Several good examples of such pork projects are provided by Rand Simberg in his piece, where he says that the new policy will enable us to develop the “critical technologies of orbital assembly, automated docking, and propellant transfer and storage.” In fact, none of these technologies were needed to go to the moon in the 1960s, and none are needed to send astronauts to the moon or Mars today. In fact, the project of building an orbital propellant depot is not merely a huge time and money waster, such a program is harmful to any prospects for a lunar base because it will create a constituency which will want to require a lunar base program to make use of its services, which will drive it to a very suboptimal mission architecture.
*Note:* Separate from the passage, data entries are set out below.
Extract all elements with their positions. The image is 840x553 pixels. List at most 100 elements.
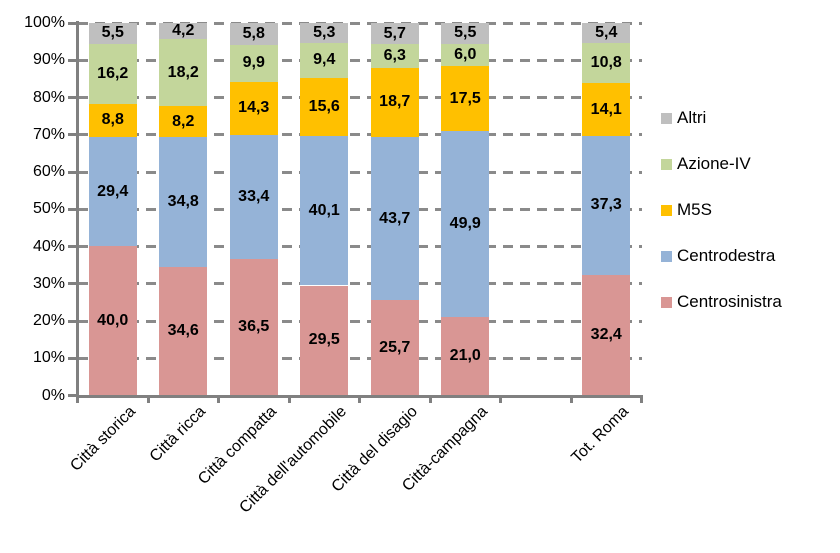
x-axis-tick <box>428 395 432 403</box>
x-axis-tick <box>569 395 573 403</box>
y-axis-tick <box>68 170 77 174</box>
y-axis-tick <box>68 394 77 397</box>
bar-segment-azione-iv: 9,9 <box>229 44 278 82</box>
y-axis-tick <box>68 319 77 323</box>
bar-segment-centrodestra: 40,1 <box>300 135 349 286</box>
bar-segment-altri: 5,5 <box>88 23 137 44</box>
gridline-60 <box>77 170 642 174</box>
bar-segment-azione-iv: 9,4 <box>300 42 349 78</box>
y-axis-line <box>76 21 79 398</box>
gridline-90 <box>77 58 642 62</box>
value-label: 18,2 <box>167 63 199 81</box>
value-label: 5,4 <box>595 24 618 42</box>
value-label: 37,3 <box>590 196 622 214</box>
value-label: 5,5 <box>454 24 477 42</box>
x-axis-category-label: Città storica <box>67 403 139 475</box>
value-label: 10,8 <box>590 54 622 72</box>
x-axis-category-label: Tot. Roma <box>568 403 633 467</box>
bar-segment-centrosinistra: 29,5 <box>300 285 349 396</box>
y-axis-tick-label: 50% <box>32 200 65 218</box>
legend-item-centrodestra: Centrodestra <box>661 246 782 266</box>
value-label: 21,0 <box>449 347 481 365</box>
legend: Altri Azione-IV M5S Centrodestra Centrosinis… <box>661 108 782 312</box>
value-label: 6,3 <box>383 46 406 64</box>
bar-segment-azione-iv: 16,2 <box>88 43 137 104</box>
value-label: 34,6 <box>167 322 199 340</box>
y-axis-tick-label: 30% <box>32 274 65 292</box>
legend-swatch-icon <box>661 250 672 262</box>
bar-segment-centrosinistra: 40,0 <box>88 246 137 396</box>
bar-segment-azione-iv: 10,8 <box>582 43 631 84</box>
legend-swatch-icon <box>661 158 672 170</box>
y-axis-tick <box>68 96 77 99</box>
value-label: 40,1 <box>308 201 340 219</box>
x-axis-tick <box>640 395 643 403</box>
x-axis-category-label: Città ricca <box>146 403 210 466</box>
y-axis-tick-label: 20% <box>32 312 65 329</box>
legend-item-m5s: M5S <box>661 200 782 220</box>
bar-segment-m5s: 8,2 <box>159 106 208 137</box>
legend-item-centrosinistra: Centrosinistra <box>661 292 782 312</box>
bar-segment-centrodestra: 43,7 <box>370 137 419 300</box>
gridline-40 <box>77 245 642 248</box>
value-label: 33,4 <box>238 188 270 206</box>
legend-swatch-icon <box>661 204 672 216</box>
y-axis-tick <box>68 356 77 360</box>
bar-segment-altri: 5,4 <box>582 23 631 44</box>
value-label: 16,2 <box>97 64 129 82</box>
value-label: 5,8 <box>242 24 265 42</box>
bar-segment-m5s: 14,3 <box>229 81 278 135</box>
bar-segment-azione-iv: 6,0 <box>441 43 490 66</box>
value-label: 40,0 <box>97 311 129 329</box>
y-axis-tick-label: 10% <box>32 349 65 367</box>
bar-segment-m5s: 17,5 <box>441 65 490 132</box>
value-label: 29,4 <box>97 182 129 200</box>
legend-label: Centrodestra <box>677 246 776 265</box>
bar-segment-m5s: 18,7 <box>370 67 419 138</box>
legend-label: M5S <box>677 200 712 219</box>
y-axis-tick-label: 60% <box>32 163 65 180</box>
x-axis-tick <box>76 395 79 403</box>
value-label: 5,5 <box>101 24 124 42</box>
bar-segment-centrosinistra: 21,0 <box>441 317 490 396</box>
value-label: 6,0 <box>454 45 477 63</box>
bar-segment-m5s: 14,1 <box>582 83 631 136</box>
value-label: 17,5 <box>449 89 481 107</box>
x-axis-category-label: Città-campagna <box>399 403 492 495</box>
value-label: 14,1 <box>590 100 622 118</box>
y-axis-tick <box>68 133 77 137</box>
y-axis-tick <box>68 58 77 62</box>
value-label: 18,7 <box>379 93 411 111</box>
y-axis-tick <box>68 245 77 248</box>
bar-segment-centrosinistra: 34,6 <box>159 266 208 396</box>
bar-segment-altri: 5,5 <box>441 23 490 44</box>
value-label: 9,9 <box>242 54 265 72</box>
bar-segment-centrodestra: 34,8 <box>159 136 208 267</box>
legend-item-altri: Altri <box>661 108 782 128</box>
y-axis-tick-label: 40% <box>32 237 65 255</box>
bar-segment-centrodestra: 49,9 <box>441 131 490 318</box>
gridline-100 <box>77 21 642 25</box>
x-axis-category-label: Città del disagio <box>328 403 421 496</box>
gridline-20 <box>77 319 642 323</box>
legend-swatch-icon <box>661 112 672 124</box>
value-label: 5,3 <box>313 23 336 41</box>
bar-segment-centrosinistra: 25,7 <box>370 299 419 396</box>
bar-segment-centrodestra: 33,4 <box>229 134 278 260</box>
legend-item-azione-iv: Azione-IV <box>661 154 782 174</box>
value-label: 8,2 <box>172 112 195 130</box>
x-axis-tick <box>287 395 291 403</box>
gridline-30 <box>77 282 642 286</box>
gridline-50 <box>77 207 642 211</box>
value-label: 5,7 <box>383 24 406 42</box>
y-axis-tick <box>68 207 77 211</box>
legend-label: Azione-IV <box>677 154 751 173</box>
value-label: 36,5 <box>238 318 270 336</box>
gridline-80 <box>77 96 642 99</box>
x-axis-line <box>76 394 643 398</box>
value-label: 34,8 <box>167 192 199 210</box>
y-axis-tick-label: 90% <box>32 51 65 69</box>
value-label: 4,2 <box>172 21 195 39</box>
y-axis-tick <box>68 21 77 25</box>
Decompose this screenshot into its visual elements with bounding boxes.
The only reason why this project has been put on NASA’s plate is because it was the pet idea of one of the members of the Augustine commission, a politicized panel created by the Obama administration for the purpose of justifying its decision to wreck the Bush space initiatives.

Another example of the defective nature of Obama’s constituency-driven approach to random technology development is the decision of the administration to make a fetish of the so-called VASIMR plasma electric thruster, which has been championed by its inventor, Franklin Chang Diaz, a former crewmate of the current NASA administrator. In fact, VASIMR, while probably workable, offers no compelling advantages over ion electric thrusters which already exist, and neither offer any utility for human Mars missions without the development of large space nuclear power reactors to drive them. These, however, are not part of the plan, because nobody who wants them currently has a political inside track.

And even if we had multi-megawatt space nuclear power reactors (so that the VASIMR would not just be an electric rocket without a socket to plug in to),  there is no evidence that nuclear electric propulsion (NEP) offers any clear advantage for accomplishing human Mars missions over the chemical rockets we already have.  Indeed, using chemical rockets we can get a crew to Mars in 6 months. If realistic numbers are used for reactor and thruster weights, a one-way NEP trip would take at least two years.

Under the Obama policy, it’s not whether your technology is useful, it’s who you know.

To put the human space program into park (with the taxi meter running at a rate of $10 billion per year) while we waste decades and fortunes on such a scatterbrained assortment of makework/wastetime pet pork programs is insanity.

If we are going to have a space program that actually accomplishes great things, we need to have a great goal, and a schedule that compels action to achieve that goal in the real world of the here and now. The goal should be humans to Mars. The schedule for its achievement should be ten years. If we embrace that goal and accept that challenge we will then be driven to choose, develop, build, and operate systems and technologies that actually make sense, and which will get us to Mars before this decade is out. If we do not take such an approach, then another decade will pass, and a hundred billion more will be spent, and we will be no closer to sending humans to Mars in 2020 than we are today.

In the beginning, there was the Word.